Apocalypse arrives for the ‘zombie’ companies haunting UK growth

Despite the gloomy picture, many economists say a bloodletting of zombie firms – handled the right way – may actually be a good thing in the long run.

Some have theorised that a rising number of zombified companies since the Great Recession is partly to blame for Britain’s pitiful productivity gains since 2008.

Patrick Minford, the Cardiff University economics professor favoured by Tory leadership frontrunner Liz Truss, recently argued that hiking interest rates would deliver a healthy dose of economic medicine by thinning the zombie herd.

“Zombie companies interfere with productivity,” he explains, “because the normal process of capitalism is for companies that don’t make money to leave the market, while companies that can make money get funds and create products that are profitable.

“There’s quite a lot of evidence that there are now a lot of zombie companies that should have gone but are hanging on because the cost of capital has gone so low.

“That’s a result of monetary policy – rates have been at pretty much zero for a decade – so it has been really easy for companies to survive on borrowed money, because they’re not paying any interest.

“In my view, interest rates ought to get back to a normal level, so there’s a return to savers and a cost to borrow – a real cost.

“That, I think, will be a healthy discipline on the market.”

The drag on productivity from zombie firms, he argues, is even more pronounced when the labour market is so tight, because those firms are employing people whose time could be more usefully spent at better businesses.

Palmer, at Begbies Traynor, agrees that the demise of zombie companies is not necessarily a bad thing.

“They will have shown signs of distress for a long period of time but have just been able to sort of stumble on and keep themselves afloat,” she explains.

“You might say that’s good, because if those businesses fall over there’s livelihoods and jobs behind them.

“But what normally happens is the zombie businesses fail and the better-capitalised businesses pick up that market share, and are able to use that working capital much more efficiently and the jobs tend to get recirculated by those better-run businesses.”

The LSE’s Van Reenen warns there remain significant risks, however. Andrew Bailey, the Bank of England’s governor, and his fellow rate setters face a conundrum: hike rates too quickly and a steady trickle of zombie firm failures could quickly morph into an uncontrollable torrent.

Yet the need to quell rampant inflation may force the Bank’s hand.

“In the natural order of things, the zombie firms will go down and their assets will be reallocated to other firms,” Van Reenen adds.

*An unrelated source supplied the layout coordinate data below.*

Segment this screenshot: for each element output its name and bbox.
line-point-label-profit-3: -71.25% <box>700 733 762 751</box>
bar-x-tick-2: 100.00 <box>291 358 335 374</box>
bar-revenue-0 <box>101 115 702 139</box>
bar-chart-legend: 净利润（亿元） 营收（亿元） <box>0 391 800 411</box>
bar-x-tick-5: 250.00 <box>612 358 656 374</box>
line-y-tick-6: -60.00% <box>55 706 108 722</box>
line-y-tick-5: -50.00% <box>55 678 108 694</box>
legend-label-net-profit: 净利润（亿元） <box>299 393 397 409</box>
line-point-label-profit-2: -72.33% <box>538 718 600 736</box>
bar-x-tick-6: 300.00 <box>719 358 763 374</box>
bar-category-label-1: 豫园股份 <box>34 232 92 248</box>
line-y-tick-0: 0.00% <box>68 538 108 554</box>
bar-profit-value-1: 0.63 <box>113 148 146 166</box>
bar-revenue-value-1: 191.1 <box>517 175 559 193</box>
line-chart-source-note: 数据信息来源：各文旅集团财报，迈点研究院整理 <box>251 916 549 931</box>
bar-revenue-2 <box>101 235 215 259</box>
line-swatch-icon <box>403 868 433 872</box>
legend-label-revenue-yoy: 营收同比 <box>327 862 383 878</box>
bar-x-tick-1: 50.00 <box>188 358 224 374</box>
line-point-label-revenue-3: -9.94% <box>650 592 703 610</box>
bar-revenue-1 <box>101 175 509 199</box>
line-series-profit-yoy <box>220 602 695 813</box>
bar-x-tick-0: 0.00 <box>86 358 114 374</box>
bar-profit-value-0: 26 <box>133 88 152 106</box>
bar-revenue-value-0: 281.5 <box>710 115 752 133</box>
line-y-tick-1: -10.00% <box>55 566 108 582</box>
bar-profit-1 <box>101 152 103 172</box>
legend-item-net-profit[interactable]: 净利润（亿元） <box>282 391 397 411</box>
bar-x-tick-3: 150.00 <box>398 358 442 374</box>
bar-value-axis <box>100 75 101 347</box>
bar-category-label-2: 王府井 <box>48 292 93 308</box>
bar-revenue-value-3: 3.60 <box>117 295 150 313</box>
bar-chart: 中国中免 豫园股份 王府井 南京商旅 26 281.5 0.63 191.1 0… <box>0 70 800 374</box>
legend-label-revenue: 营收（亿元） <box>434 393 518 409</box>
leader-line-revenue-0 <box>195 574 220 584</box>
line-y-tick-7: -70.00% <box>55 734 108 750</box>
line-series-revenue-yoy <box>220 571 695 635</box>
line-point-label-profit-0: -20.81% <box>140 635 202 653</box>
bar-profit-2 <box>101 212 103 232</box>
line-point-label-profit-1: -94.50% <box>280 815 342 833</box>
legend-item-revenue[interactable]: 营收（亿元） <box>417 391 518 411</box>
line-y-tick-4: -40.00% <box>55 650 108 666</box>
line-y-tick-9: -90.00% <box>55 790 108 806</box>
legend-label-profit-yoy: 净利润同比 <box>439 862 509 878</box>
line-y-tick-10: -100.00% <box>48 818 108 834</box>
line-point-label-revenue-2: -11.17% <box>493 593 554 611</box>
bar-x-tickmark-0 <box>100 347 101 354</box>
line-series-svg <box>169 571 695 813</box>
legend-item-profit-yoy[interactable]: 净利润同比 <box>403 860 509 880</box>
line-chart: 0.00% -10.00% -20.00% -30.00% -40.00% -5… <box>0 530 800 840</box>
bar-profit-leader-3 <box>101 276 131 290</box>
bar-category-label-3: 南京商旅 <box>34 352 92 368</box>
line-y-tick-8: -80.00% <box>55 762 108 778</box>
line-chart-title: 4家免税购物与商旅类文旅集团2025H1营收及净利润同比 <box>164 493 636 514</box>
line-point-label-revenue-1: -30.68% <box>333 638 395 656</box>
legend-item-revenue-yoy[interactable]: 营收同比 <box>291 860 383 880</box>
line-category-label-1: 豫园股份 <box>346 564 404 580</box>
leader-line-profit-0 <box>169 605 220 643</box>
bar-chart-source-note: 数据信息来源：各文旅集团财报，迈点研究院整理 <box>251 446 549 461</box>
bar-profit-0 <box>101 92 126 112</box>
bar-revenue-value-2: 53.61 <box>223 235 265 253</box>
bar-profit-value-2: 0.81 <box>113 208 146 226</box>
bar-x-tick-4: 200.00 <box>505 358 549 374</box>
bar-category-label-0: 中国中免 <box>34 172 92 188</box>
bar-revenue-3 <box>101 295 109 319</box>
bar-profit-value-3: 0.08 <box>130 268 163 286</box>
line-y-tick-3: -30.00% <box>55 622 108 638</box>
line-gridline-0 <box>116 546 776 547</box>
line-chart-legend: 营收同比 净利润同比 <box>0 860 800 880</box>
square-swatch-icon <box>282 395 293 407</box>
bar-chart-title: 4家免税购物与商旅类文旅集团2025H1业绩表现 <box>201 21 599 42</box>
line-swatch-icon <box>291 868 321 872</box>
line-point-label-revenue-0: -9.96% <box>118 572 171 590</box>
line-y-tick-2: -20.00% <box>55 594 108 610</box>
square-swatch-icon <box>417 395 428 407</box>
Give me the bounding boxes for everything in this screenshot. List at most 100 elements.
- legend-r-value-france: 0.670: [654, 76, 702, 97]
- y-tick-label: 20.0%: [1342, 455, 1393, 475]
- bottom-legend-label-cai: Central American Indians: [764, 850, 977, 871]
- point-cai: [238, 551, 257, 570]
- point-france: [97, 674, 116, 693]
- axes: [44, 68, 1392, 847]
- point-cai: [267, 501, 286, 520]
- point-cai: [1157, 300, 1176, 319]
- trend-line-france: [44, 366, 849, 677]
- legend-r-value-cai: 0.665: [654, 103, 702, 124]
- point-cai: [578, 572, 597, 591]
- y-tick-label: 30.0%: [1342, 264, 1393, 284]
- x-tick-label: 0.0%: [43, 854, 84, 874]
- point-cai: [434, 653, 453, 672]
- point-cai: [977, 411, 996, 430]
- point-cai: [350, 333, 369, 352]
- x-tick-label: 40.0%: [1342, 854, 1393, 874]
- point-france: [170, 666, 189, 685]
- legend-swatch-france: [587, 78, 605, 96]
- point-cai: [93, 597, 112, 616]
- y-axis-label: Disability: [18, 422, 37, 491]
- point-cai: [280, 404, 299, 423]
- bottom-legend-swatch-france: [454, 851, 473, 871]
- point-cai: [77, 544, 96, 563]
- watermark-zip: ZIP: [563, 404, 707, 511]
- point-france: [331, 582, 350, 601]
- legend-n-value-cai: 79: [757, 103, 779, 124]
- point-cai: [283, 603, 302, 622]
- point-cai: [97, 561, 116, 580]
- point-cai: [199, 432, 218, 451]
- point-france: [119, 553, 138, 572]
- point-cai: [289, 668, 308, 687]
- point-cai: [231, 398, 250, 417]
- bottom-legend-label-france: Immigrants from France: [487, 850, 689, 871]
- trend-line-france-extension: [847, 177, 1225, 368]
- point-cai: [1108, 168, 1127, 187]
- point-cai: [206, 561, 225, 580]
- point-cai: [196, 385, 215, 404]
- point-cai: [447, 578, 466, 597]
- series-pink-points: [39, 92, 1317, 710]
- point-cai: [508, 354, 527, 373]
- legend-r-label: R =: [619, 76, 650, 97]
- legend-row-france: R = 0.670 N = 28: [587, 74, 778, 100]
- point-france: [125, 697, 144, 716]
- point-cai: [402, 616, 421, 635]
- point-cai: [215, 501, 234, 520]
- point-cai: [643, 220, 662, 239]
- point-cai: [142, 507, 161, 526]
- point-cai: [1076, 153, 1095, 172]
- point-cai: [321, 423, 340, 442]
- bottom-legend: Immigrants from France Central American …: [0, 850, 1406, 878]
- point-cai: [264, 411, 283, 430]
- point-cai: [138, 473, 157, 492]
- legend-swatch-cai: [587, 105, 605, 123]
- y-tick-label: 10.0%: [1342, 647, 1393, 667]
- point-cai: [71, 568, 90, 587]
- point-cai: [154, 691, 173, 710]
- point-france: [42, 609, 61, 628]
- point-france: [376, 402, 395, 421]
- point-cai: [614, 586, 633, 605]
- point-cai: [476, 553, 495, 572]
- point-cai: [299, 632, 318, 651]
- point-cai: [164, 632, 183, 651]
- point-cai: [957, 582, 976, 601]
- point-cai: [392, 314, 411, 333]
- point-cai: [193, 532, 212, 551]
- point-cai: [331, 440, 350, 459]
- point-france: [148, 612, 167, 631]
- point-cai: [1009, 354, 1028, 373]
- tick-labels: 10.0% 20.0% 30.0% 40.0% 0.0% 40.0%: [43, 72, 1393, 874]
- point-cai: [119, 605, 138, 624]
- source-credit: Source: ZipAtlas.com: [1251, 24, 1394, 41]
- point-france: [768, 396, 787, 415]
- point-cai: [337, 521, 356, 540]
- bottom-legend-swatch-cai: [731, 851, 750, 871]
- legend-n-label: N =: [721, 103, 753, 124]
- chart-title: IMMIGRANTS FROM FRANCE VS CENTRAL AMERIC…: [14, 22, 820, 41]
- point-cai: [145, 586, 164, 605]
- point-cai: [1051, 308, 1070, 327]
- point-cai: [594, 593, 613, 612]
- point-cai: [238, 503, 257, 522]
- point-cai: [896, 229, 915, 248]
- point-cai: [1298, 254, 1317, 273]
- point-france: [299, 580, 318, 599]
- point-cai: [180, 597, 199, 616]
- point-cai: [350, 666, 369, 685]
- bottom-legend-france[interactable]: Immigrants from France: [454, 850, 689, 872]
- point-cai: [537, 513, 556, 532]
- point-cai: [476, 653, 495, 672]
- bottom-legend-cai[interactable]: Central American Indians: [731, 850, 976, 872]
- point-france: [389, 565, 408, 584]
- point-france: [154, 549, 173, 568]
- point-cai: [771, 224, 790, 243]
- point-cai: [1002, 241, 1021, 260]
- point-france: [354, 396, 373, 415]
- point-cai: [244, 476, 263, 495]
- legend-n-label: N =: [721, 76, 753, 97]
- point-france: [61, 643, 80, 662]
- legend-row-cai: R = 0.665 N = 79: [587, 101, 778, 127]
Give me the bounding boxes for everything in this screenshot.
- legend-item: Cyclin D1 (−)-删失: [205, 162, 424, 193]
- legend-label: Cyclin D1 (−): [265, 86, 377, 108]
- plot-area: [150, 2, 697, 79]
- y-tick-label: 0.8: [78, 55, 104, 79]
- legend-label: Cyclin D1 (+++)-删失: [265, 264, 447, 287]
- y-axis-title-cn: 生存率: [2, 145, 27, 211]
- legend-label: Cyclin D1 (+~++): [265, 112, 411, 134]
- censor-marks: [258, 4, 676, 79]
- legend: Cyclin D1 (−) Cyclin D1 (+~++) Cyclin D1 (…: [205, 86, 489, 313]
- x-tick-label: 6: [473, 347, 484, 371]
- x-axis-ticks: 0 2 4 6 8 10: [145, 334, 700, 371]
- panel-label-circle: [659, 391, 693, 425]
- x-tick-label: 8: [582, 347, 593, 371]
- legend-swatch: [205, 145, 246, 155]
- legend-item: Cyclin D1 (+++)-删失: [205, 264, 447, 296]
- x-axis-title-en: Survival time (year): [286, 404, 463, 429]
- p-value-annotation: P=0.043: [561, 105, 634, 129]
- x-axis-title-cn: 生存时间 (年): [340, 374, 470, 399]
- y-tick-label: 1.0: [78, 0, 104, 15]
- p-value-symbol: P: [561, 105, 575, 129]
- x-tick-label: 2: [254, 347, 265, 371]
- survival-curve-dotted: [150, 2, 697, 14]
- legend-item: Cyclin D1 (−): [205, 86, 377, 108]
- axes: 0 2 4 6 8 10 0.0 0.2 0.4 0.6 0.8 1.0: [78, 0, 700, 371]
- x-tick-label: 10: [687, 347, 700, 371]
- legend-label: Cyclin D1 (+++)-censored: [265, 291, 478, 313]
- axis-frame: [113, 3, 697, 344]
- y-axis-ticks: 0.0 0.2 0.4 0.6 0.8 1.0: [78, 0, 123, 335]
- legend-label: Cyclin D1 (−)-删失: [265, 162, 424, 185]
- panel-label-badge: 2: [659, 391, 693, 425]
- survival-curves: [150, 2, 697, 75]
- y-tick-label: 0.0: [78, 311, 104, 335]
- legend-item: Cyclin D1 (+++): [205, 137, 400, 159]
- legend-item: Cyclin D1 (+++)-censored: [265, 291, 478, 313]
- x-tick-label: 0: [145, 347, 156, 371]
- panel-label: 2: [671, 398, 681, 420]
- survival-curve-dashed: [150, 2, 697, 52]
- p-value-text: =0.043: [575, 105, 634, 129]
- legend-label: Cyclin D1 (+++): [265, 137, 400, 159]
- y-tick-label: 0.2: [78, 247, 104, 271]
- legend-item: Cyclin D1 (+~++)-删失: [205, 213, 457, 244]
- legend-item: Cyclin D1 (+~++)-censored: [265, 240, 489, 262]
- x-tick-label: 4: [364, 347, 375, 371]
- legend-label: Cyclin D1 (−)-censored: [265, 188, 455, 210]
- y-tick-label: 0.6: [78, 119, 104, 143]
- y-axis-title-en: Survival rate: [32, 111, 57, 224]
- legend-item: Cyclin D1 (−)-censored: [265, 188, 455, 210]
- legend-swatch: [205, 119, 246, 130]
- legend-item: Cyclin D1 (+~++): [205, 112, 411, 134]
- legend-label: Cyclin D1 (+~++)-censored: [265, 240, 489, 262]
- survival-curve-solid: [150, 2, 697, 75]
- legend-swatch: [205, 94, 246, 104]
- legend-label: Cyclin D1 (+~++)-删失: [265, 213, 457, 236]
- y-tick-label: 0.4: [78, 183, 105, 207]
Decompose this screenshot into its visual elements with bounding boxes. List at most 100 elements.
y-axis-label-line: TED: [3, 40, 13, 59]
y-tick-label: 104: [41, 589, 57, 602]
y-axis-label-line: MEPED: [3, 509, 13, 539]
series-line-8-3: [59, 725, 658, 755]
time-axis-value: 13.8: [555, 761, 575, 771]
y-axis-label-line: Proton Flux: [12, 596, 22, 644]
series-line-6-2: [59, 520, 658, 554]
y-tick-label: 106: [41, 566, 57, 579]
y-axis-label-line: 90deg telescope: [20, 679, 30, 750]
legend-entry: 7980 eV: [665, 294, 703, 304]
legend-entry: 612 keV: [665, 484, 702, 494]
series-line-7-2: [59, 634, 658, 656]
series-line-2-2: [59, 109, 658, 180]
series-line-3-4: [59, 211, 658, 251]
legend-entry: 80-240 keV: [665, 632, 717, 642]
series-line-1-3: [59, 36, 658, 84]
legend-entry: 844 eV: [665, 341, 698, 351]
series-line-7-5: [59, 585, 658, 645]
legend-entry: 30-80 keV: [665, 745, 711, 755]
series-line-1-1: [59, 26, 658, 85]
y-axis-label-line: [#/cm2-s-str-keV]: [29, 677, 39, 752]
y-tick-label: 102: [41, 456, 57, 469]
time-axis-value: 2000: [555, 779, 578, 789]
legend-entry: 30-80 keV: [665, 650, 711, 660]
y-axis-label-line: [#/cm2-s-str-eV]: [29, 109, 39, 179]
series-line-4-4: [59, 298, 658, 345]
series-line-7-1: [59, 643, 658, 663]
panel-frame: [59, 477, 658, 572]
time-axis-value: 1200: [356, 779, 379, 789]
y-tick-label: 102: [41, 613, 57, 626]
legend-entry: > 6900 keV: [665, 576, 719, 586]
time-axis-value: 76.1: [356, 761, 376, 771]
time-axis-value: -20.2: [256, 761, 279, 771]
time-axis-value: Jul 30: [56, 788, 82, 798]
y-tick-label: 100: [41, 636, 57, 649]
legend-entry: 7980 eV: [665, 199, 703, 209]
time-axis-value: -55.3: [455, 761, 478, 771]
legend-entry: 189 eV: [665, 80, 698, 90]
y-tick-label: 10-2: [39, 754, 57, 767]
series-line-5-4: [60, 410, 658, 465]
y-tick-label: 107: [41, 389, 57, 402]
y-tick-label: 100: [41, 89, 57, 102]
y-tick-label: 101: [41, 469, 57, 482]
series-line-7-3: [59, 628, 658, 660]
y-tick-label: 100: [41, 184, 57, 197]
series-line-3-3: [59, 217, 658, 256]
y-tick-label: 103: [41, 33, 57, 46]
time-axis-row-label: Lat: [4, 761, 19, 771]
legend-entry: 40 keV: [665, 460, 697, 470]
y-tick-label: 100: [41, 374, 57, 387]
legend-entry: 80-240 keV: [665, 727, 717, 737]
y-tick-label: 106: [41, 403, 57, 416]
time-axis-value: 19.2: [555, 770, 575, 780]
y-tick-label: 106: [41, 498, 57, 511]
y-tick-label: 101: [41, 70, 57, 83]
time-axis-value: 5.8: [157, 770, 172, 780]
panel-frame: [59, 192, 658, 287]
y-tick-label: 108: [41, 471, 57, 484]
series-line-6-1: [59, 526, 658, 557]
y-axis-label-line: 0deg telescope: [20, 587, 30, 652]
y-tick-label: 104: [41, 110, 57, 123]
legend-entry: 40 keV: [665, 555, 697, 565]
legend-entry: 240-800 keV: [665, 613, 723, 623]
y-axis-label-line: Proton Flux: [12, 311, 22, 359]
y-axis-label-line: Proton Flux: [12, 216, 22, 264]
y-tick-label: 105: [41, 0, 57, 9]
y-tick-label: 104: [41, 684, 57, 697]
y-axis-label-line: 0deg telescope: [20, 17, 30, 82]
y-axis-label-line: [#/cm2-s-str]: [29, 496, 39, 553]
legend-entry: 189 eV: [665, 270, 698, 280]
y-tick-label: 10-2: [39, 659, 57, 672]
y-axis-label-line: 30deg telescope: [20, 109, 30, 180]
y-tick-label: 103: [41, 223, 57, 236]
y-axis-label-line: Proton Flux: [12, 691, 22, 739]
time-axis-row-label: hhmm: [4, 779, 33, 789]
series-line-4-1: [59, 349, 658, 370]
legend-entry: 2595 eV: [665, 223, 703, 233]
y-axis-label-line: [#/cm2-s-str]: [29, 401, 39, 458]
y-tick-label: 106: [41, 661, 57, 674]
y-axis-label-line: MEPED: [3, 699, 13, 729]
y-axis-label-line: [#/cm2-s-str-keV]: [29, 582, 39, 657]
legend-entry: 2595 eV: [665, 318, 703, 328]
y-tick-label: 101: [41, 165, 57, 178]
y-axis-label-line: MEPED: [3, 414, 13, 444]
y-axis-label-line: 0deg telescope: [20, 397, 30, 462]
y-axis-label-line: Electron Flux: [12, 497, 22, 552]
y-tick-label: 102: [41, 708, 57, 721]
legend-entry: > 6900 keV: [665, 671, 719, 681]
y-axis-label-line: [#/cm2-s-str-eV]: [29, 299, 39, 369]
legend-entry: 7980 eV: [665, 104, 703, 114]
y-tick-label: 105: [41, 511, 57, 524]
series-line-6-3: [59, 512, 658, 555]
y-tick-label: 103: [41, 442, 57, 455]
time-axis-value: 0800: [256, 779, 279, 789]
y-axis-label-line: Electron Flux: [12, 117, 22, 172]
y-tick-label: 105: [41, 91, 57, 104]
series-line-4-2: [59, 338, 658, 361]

“But you’ve got to be careful about when that happens, because if it all happens at the same time, instead of people leaving the zombies and working for the healthy, thriving companies, those people may end up just being unemployed.

“So that’s a tricky call for policymakers; how you wind down the zombie part of the economy without throwing a lot of resources and people and assets out of business, which would be the worst of all worlds.

“You’d obviously like to have a slower transition rather than a hard landing. But it’s hard to see how that’s going to happen – because in order to keep inflation under control the Bank has got to raise interest rates.”

On the plus side, Britain’s low levels of unemployment and strong jobs market may help to cushion the blow as the zombie horde collapses.

But regardless, Fleming and his colleagues are expecting to do brisk business – certainly enough to warrant fielding a few calls from the beach.

“Business is escalating,” he says. “2023 and 2024 will be very busy years. We’re coming off a coma.”